Gemma receives speech, physical and occupational therapy through the program. She also attends the UCP center’s daycare twice a week, her mother said. In addition, the family participates in the respite program, which allows them to hire a babysitter to watch Gemma and reimburses them up to $100 per month. It’s a good program, Brown said, because it’s hard to find a babysitter who is comfortable working with her daughter’s special needs.
This weekend, volunteers plan to collect donations in front of stores and at roadblocks throughout the service area. In addition, will be a silent auction is planned at Anniston the City Meeting Center on Saturday and the Coaches Challenge on Sunday, Johns said.

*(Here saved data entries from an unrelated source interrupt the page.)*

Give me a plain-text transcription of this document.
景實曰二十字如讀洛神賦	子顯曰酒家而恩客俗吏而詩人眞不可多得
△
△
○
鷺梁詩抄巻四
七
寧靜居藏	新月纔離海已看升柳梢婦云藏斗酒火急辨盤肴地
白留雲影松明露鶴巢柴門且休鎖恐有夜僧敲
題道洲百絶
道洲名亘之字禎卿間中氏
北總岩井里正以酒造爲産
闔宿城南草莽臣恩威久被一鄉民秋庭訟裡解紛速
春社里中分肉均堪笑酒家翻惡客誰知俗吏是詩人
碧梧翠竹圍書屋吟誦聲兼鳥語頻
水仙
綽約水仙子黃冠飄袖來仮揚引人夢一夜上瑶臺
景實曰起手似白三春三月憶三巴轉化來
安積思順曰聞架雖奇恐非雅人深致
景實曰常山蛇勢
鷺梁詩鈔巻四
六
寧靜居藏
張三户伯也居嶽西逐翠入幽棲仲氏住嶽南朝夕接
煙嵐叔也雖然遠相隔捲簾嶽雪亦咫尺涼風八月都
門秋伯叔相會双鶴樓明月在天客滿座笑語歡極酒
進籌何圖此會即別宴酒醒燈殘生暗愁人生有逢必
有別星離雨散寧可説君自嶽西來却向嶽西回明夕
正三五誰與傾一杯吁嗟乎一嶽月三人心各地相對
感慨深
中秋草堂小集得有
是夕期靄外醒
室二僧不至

For the challenge, area coaches call their supporters, often recruiting their players and cheerleaders to help. The coach who raises the most money wins the Spirit Award, Johns said. Last year’s winner, Jeff Smith of Wellborn High School, will defend his title this year, she said.
“It gets pretty competitive,” Johns said with a laugh.
The telethon takes thousands of volunteers to pull off, Johns said. UCP has been lucky to have groups adopt the telethon as a project year after year, she added. For instance Calhoun County Civil Defense members have been working the telethon weekend for the last 52 years, Johns said.
“It’s the returning groups that keep us moving,” Johns said.
The telethon will run Saturday from 6 to 10 p.m. and Sunday from noon to 6 p.m. On Friday, Aug. 9, Mike Pruitt’s Oldies Party, held in conjunction with the telethon for the last several years, will be held at the Oxford Civic Center.